Thursday, October 18, 2007

Tropa de Elite and Piracy

In a country where the minimum wage is $180 per month and the theatre costs $7, street DVD-R dealers (known here as the "camelos") are a cultural force. They're everywhere and there's something so exuberant about it; when an ad campaign against piracy launched, the cheesy ads cropped up at the beginnings of pirate DVDs within days. Just for kicks.

Entire musical genres like Tecnobrega depend on this network for distribution. Musicians make money--pretty good money--affiliating with party promoters who use the songs to market big street parties.* Banda Calypso grew out of the Tecnobrega scene into a national pop sensation; their recent release will be the first (I've heard) that they didn't themselves hand directly to a street CD duplicator as soon as it was done.

So if piracy could launch a band into superstardom, it was only a matter of time before it launched its first movie. Tropa de Elite was the movie.

A workprint leaked 8 weeks before the release from a subtitling shop that was preparing the English version (dude was later fired). The cameloes went to work, pushing the general theme "Get it now because the Policia Militar is gonna ban it!" There were some half-assed machinations to censor the movie and harass filmmakers, but even if it was only partly true, it was the perfect hook.

The strongest promotion was from word of mouth. It was like a nuclear reaction, everybody was talking about this movie. I was at a barbecue with a bunch of Policia Militar a few weeks before, and they'd all seen it, some dozens of times. If you saw the movie, you talked about it. The NY Times quotes an estimate that 11.5 million people saw the film before the release. One of the police at the barbecue told me "when this film comes out in theatres, nobody's going to watch it!".

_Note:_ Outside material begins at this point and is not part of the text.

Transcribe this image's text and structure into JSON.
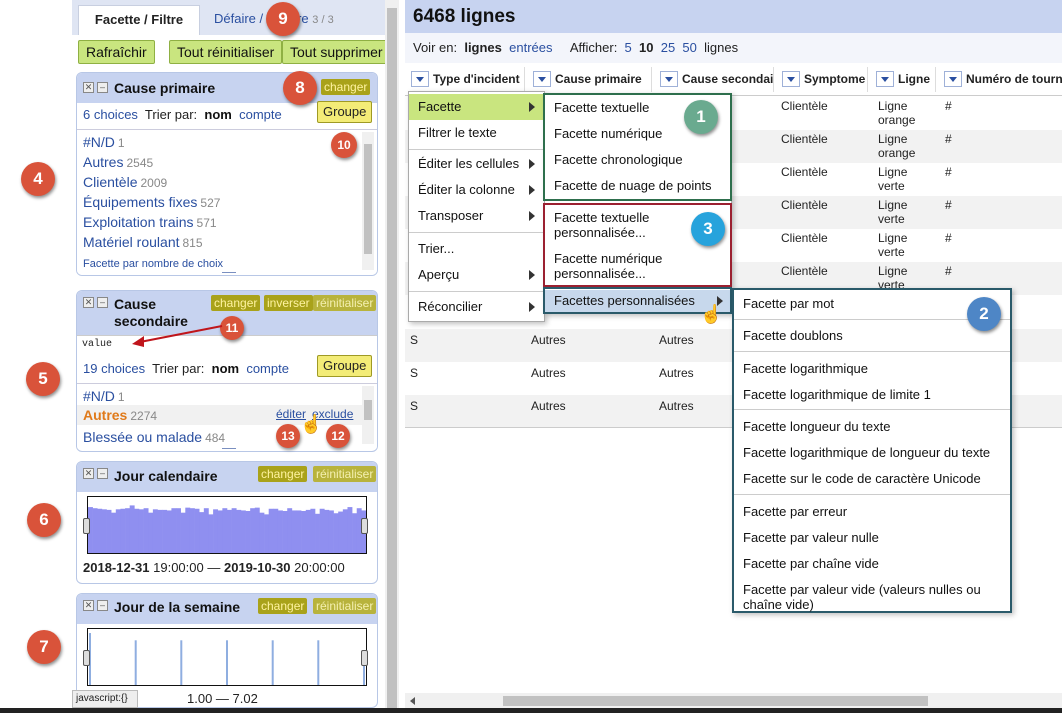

"No way," I responded, "It is going to explode."

And it did. Broke records in the first weekend in Rio / Sao Paolo, and broke records nationwide.

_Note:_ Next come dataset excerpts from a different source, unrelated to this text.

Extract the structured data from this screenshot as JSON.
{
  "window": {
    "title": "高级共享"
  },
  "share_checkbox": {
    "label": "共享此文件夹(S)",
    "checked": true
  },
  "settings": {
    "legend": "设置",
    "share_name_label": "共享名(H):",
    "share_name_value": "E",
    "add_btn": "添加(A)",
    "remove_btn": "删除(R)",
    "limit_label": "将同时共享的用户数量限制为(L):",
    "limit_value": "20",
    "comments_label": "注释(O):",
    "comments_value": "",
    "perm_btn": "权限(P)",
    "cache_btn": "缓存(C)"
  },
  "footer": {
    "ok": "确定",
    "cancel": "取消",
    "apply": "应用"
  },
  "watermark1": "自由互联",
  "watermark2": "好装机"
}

We watched an interview with Padilha last week and somebody asked him about piracy. Without blinking, he fires back, "I think it's awful". Everybody in the room groans.

...

* Tecnobrega is like reggaeton with more of a 80s synth sound and Sun Ra's fascination with space (the DJ booths are pyrotechnic-laden spaceships that ascend on hydraulics at climactic moments during the night). Many of the songs are "homanagens" (literally, homages) about how awesome a certain promoter is. You get a lot of songs like a synthed-out version of "Crazy" by Gnarl's Barkley singing about how awesome the outfit Principe Negro ("Prince Black") is. Principe Naaaaaaaay-groo! You get the picture.

3 comments:

AnĂ´nima said...

First of all, it's Sao Paulo, not Sao Paolo, learn how to spell. Second, technobrega is nothing like reggaeton, because reggaeton is hip-hop mixed wit latin sound like cumbia and bachata. And third of all, if Brazil is such a bad place why you keep writing so much about it?! Move on, it's a movie, it's a GREAT movie wich's point is to show how corruption is not only in one social secssion, like the favelas or the politics, the police, the rich people and even us citizens are involved in it. Jose Padilhas point was to show how the cops keep being corrupt because for some people that's convenient, and how that needs to stop. But obviously you as a north american can't see past your bellybutton. You need to get out more...

The Alfafa Mafia said...

Shouldn't the owners of the film choose whether or not to release their own product for free? Radiohead have done that with their album. Piracy doesn't offer the artist any choice.